LPU vs GPU: Design Philosophy
| Design Aspect | GPU (H100) | Groq LPU |
|---|---|---|
| Primary purpose | General-purpose parallel compute | LLM inference only |
| Memory type | 80GB HBM3 DRAM (off-chip) | 230MB SRAM (on-chip) |
| Memory bandwidth | 3.35 TB/s | ~80 TB/s |
| Scheduling | Runtime dynamic | Compiler static |
| Model training | Full support | Not supported |
| Model variety | Any PyTorch model | Groq-compiled only |
| Inference speed | 55–90 tok/s (70B) | 800 tok/s (70B) |
| Latency consistency | Variable | Deterministic |
Groq vs Nvidia for AI Inference 2026
Now that you understand the architecture, see the complete competitive comparison — use cases, costs, and which platform wins for different workloads.
Read Full Comparison →Frequently Asked Questions
LPU stands for Language Processing Unit — a term coined by Groq to describe their purpose-built AI inference processor. Unlike a CPU (Central Processing Unit) or GPU (Graphics Processing Unit), an LPU is designed exclusively to run large language model inference at maximum speed. The name reflects the processor's singular focus on language model workloads.
A single Groq chip has 230MB SRAM — too small for most production LLMs alone. Groq systems use multiple chips connected by high-bandwidth chip-to-chip links. The GroqRack supports up to 576 chips, providing enough combined SRAM capacity for very large models. Public Groq API currently supports models up to 70B parameters (Llama-3 70B, Mixtral 8x7B).

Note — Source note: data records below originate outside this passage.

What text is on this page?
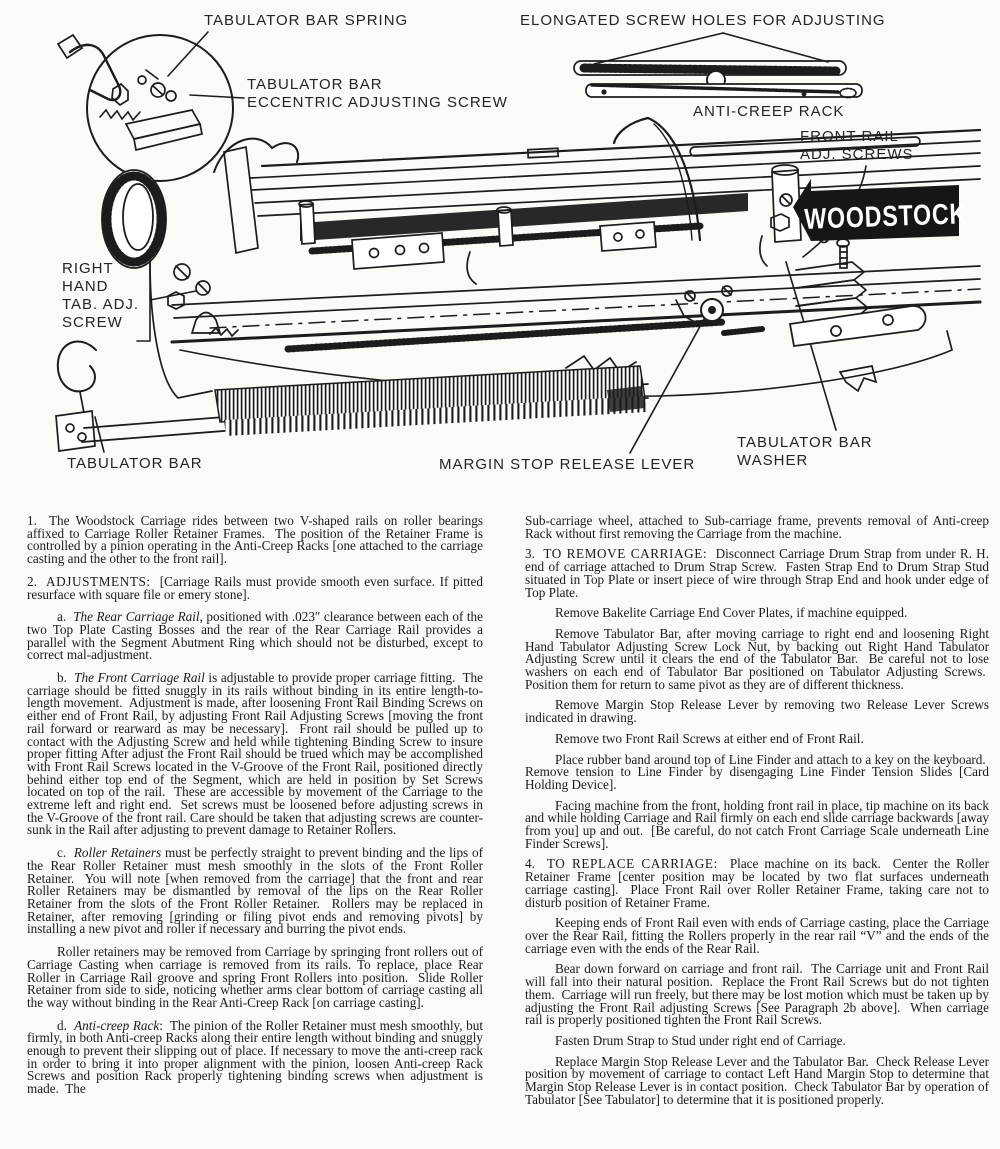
WOODSTOCK
TABULATOR BAR SPRING
TABULATOR BAR
ECCENTRIC ADJUSTING SCREW
ELONGATED SCREW HOLES FOR ADJUSTING
ANTI-CREEP RACK
FRONT RAIL
ADJ. SCREWS
RIGHT
HAND
TAB. ADJ.
SCREW
TABULATOR BAR	MARGIN STOP RELEASE LEVER
TABULATOR BAR
WASHER

1.  The Woodstock Carriage rides between two V-shaped rails on roller bearings affixed to Carriage Roller Retainer Frames.  The position of the Retainer Frame is controlled by a pinion operating in the Anti-Creep Racks [one attached to the carriage casting and the other to the front rail].

2.  ADJUSTMENTS:  [Carriage Rails must provide smooth even surface. If pitted resurface with square file or emery stone].

a.  The Rear Carriage Rail, positioned with .023″ clearance between each of the two Top Plate Casting Bosses and the rear of the Rear Carriage Rail provides a parallel with the Segment Abutment Ring which should not be disturbed, except to correct mal-adjustment.

b.  The Front Carriage Rail is adjustable to provide proper carriage fitting.  The carriage should be fitted snuggly in its rails without binding in its entire length-to-length movement.  Adjustment is made, after loosening Front Rail Binding Screws on either end of Front Rail, by adjusting Front Rail Adjusting Screws [moving the front rail forward or rearward as may be necessary].  Front rail should be pulled up to contact with the Adjusting Screw and held while tightening Binding Screw to insure proper fitting After adjust the Front Rail should be trued which may be accomplished with Front Rail Screws located in the V-Groove of the Front Rail, positioned directly behind either top end of the Segment, which are held in position by Set Screws located on top of the rail.  These are accessible by movement of the Carriage to the extreme left and right end.  Set screws must be loosened before adjusting screws in the V-Groove of the front rail. Care should be taken that adjusting screws are counter-sunk in the Rail after adjusting to prevent damage to Retainer Rollers.

c.  Roller Retainers must be perfectly straight to prevent binding and the lips of the Rear Roller Retainer must mesh smoothly in the slots of the Front Roller Retainer.  You will note [when removed from the carriage] that the front and rear Roller Retainers may be dismantled by removal of the lips on the Rear Roller Retainer from the slots of the Front Roller Retainer.  Rollers may be replaced in Retainer, after removing [grinding or filing pivot ends and removing pivots] by installing a new pivot and roller if necessary and burring the pivot ends.

Roller retainers may be removed from Carriage by springing front rollers out of Carriage Casting when carriage is removed from its rails. To replace, place Rear Roller in Carriage Rail groove and spring Front Rollers into position.  Slide Roller Retainer from side to side, noticing whether arms clear bottom of carriage casting all the way without binding in the Rear Anti-Creep Rack [on carriage casting].

d.  Anti-creep Rack:  The pinion of the Roller Retainer must mesh smoothly, but firmly, in both Anti-creep Racks along their entire length without binding and snuggly enough to prevent their slipping out of place. If necessary to move the anti-creep rack in order to bring it into proper alignment with the pinion, loosen Anti-creep Rack Screws and position Rack properly tightening binding screws when adjustment is made.  The

Sub-carriage wheel, attached to Sub-carriage frame, prevents removal of Anti-creep Rack without first removing the Carriage from the machine.

3.  TO REMOVE CARRIAGE:  Disconnect Carriage Drum Strap from under R. H. end of carriage attached to Drum Strap Screw.  Fasten Strap End to Drum Strap Stud situated in Top Plate or insert piece of wire through Strap End and hook under edge of Top Plate.

Remove Bakelite Carriage End Cover Plates, if machine equipped.

Remove Tabulator Bar, after moving carriage to right end and loosening Right Hand Tabulator Adjusting Screw Lock Nut, by backing out Right Hand Tabulator Adjusting Screw until it clears the end of the Tabulator Bar.  Be careful not to lose washers on each end of Tabulator Bar positioned on Tabulator Adjusting Screws.  Position them for return to same pivot as they are of different thickness.

Remove Margin Stop Release Lever by removing two Release Lever Screws indicated in drawing.

Remove two Front Rail Screws at either end of Front Rail.

Place rubber band around top of Line Finder and attach to a key on the keyboard.  Remove tension to Line Finder by disengaging Line Finder Tension Slides [Card Holding Device].

Facing machine from the front, holding front rail in place, tip machine on its back and while holding Carriage and Rail firmly on each end slide carriage backwards [away from you] up and out.  [Be careful, do not catch Front Carriage Scale underneath Line Finder Screws].

4.  TO REPLACE CARRIAGE:  Place machine on its back.  Center the Roller Retainer Frame [center position may be located by two flat surfaces underneath carriage casting].  Place Front Rail over Roller Retainer Frame, taking care not to disturb position of Retainer Frame.

Keeping ends of Front Rail even with ends of Carriage casting, place the Carriage over the Rear Rail, fitting the Rollers properly in the rear rail “V” and the ends of the carriage even with the ends of the Rear Rail.

Bear down forward on carriage and front rail.  The Carriage unit and Front Rail will fall into their natural position.  Replace the Front Rail Screws but do not tighten them.  Carriage will run freely, but there may be lost motion which must be taken up by adjusting the Front Rail adjusting Screws [See Paragraph 2b above].  When carriage rail is properly positioned tighten the Front Rail Screws.

Fasten Drum Strap to Stud under right end of Carriage.

Replace Margin Stop Release Lever and the Tabulator Bar.  Check Release Lever position by movement of carriage to contact Left Hand Margin Stop to determine that Margin Stop Release Lever is in contact position.  Check Tabulator Bar by operation of Tabulator [See Tabulator] to determine that it is positioned properly.
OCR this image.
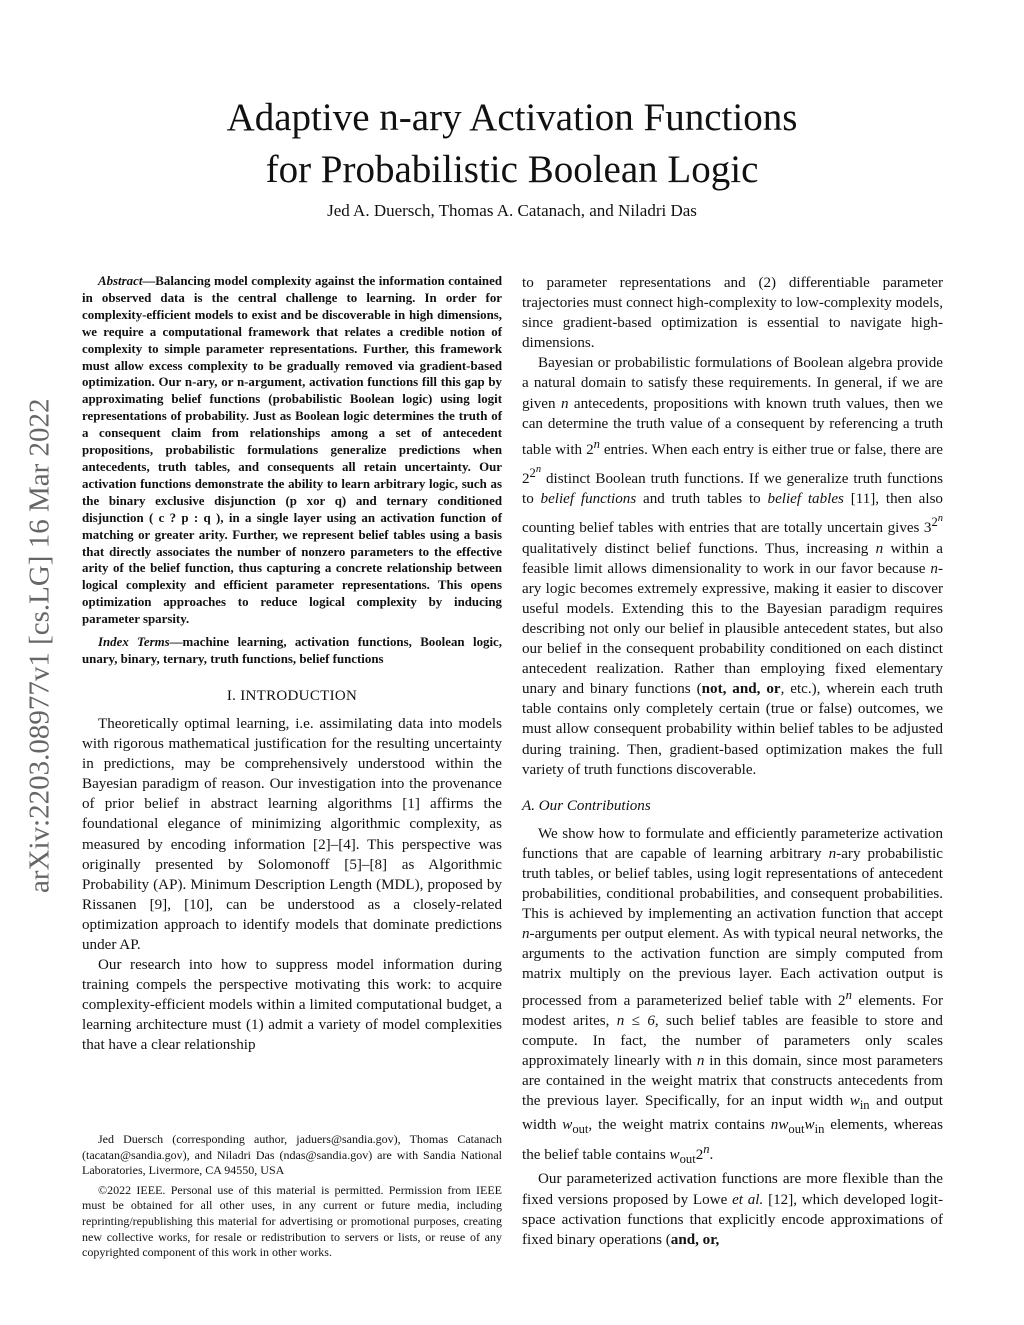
Adaptive n-ary Activation Functions
for Probabilistic Boolean Logic
Jed A. Duersch, Thomas A. Catanach, and Niladri Das
arXiv:2203.08977v1 [cs.LG] 16 Mar 2022

Abstract—Balancing model complexity against the information contained in observed data is the central challenge to learning. In order for complexity-efficient models to exist and be discoverable in high dimensions, we require a computational framework that relates a credible notion of complexity to simple parameter representations. Further, this framework must allow excess complexity to be gradually removed via gradient-based optimization. Our n-ary, or n-argument, activation functions fill this gap by approximating belief functions (probabilistic Boolean logic) using logit representations of probability. Just as Boolean logic determines the truth of a consequent claim from relationships among a set of antecedent propositions, probabilistic formulations generalize predictions when antecedents, truth tables, and consequents all retain uncertainty. Our activation functions demonstrate the ability to learn arbitrary logic, such as the binary exclusive disjunction (p xor q) and ternary conditioned disjunction ( c ? p : q ), in a single layer using an activation function of matching or greater arity. Further, we represent belief tables using a basis that directly associates the number of nonzero parameters to the effective arity of the belief function, thus capturing a concrete relationship between logical complexity and efficient parameter representations. This opens optimization approaches to reduce logical complexity by inducing parameter sparsity.

Index Terms—machine learning, activation functions, Boolean logic, unary, binary, ternary, truth functions, belief functions

I. INTRODUCTION

Theoretically optimal learning, i.e. assimilating data into models with rigorous mathematical justification for the resulting uncertainty in predictions, may be comprehensively understood within the Bayesian paradigm of reason. Our investigation into the provenance of prior belief in abstract learning algorithms [1] affirms the foundational elegance of minimizing algorithmic complexity, as measured by encoding information [2]–[4]. This perspective was originally presented by Solomonoff [5]–[8] as Algorithmic Probability (AP). Minimum Description Length (MDL), proposed by Rissanen [9], [10], can be understood as a closely-related optimization approach to identify models that dominate predictions under AP.

Our research into how to suppress model information during training compels the perspective motivating this work: to acquire complexity-efficient models within a limited computational budget, a learning architecture must (1) admit a variety of model complexities that have a clear relationship

Jed Duersch (corresponding author, jaduers@sandia.gov), Thomas Catanach (tacatan@sandia.gov), and Niladri Das (ndas@sandia.gov) are with Sandia National Laboratories, Livermore, CA 94550, USA

©2022 IEEE. Personal use of this material is permitted. Permission from IEEE must be obtained for all other uses, in any current or future media, including reprinting/republishing this material for advertising or promotional purposes, creating new collective works, for resale or redistribution to servers or lists, or reuse of any copyrighted component of this work in other works.

to parameter representations and (2) differentiable parameter trajectories must connect high-complexity to low-complexity models, since gradient-based optimization is essential to navigate high-dimensions.

Bayesian or probabilistic formulations of Boolean algebra provide a natural domain to satisfy these requirements. In general, if we are given n antecedents, propositions with known truth values, then we can determine the truth value of a consequent by referencing a truth table with 2$^n$ entries. When each entry is either true or false, there are $2^{2^n}$ distinct Boolean truth functions. If we generalize truth functions to belief functions and truth tables to belief tables [11], then also counting belief tables with entries that are totally uncertain gives $3^{2^n}$ qualitatively distinct belief functions. Thus, increasing n within a feasible limit allows dimensionality to work in our favor because n-ary logic becomes extremely expressive, making it easier to discover useful models. Extending this to the Bayesian paradigm requires describing not only our belief in plausible antecedent states, but also our belief in the consequent probability conditioned on each distinct antecedent realization. Rather than employing fixed elementary unary and binary functions (not, and, or, etc.), wherein each truth table contains only completely certain (true or false) outcomes, we must allow consequent probability within belief tables to be adjusted during training. Then, gradient-based optimization makes the full variety of truth functions discoverable.

A. Our Contributions

We show how to formulate and efficiently parameterize activation functions that are capable of learning arbitrary n-ary probabilistic truth tables, or belief tables, using logit representations of antecedent probabilities, conditional probabilities, and consequent probabilities. This is achieved by implementing an activation function that accept n-arguments per output element. As with typical neural networks, the arguments to the activation function are simply computed from matrix multiply on the previous layer. Each activation output is processed from a parameterized belief table with 2$^n$ elements. For modest arites, n ≤ 6, such belief tables are feasible to store and compute. In fact, the number of parameters only scales approximately linearly with n in this domain, since most parameters are contained in the weight matrix that constructs antecedents from the previous layer. Specifically, for an input width $w_{in}$ and output width $w_{out}$, the weight matrix contains $nw_{out}w_{in}$ elements, whereas the belief table contains $w_{out}2^n$.

Our parameterized activation functions are more flexible than the fixed versions proposed by Lowe et al. [12], which developed logit-space activation functions that explicitly encode approximations of fixed binary operations (and, or,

No — Groq's LPU is an inference-only processor. Model training requires a fundamentally different computational pattern (backpropagation, gradient accumulation, optimizer states) that the LPU's deterministic compiler-scheduled architecture is not designed for. Training still requires GPUs (Nvidia A100/H100) or specialized training TPUs. Groq's value is in deploying trained models at maximum inference speed.
Groq was founded in 2016 by Jonathan Ross, who was previously at Google where he led the team that created the first Google TPU (Tensor Processing Unit). Ross left Google to build a chip architecture specifically for LLM inference, predicting that the memory bandwidth problem would become the dominant bottleneck for AI as models scaled. The company is headquartered in Mountain View, California.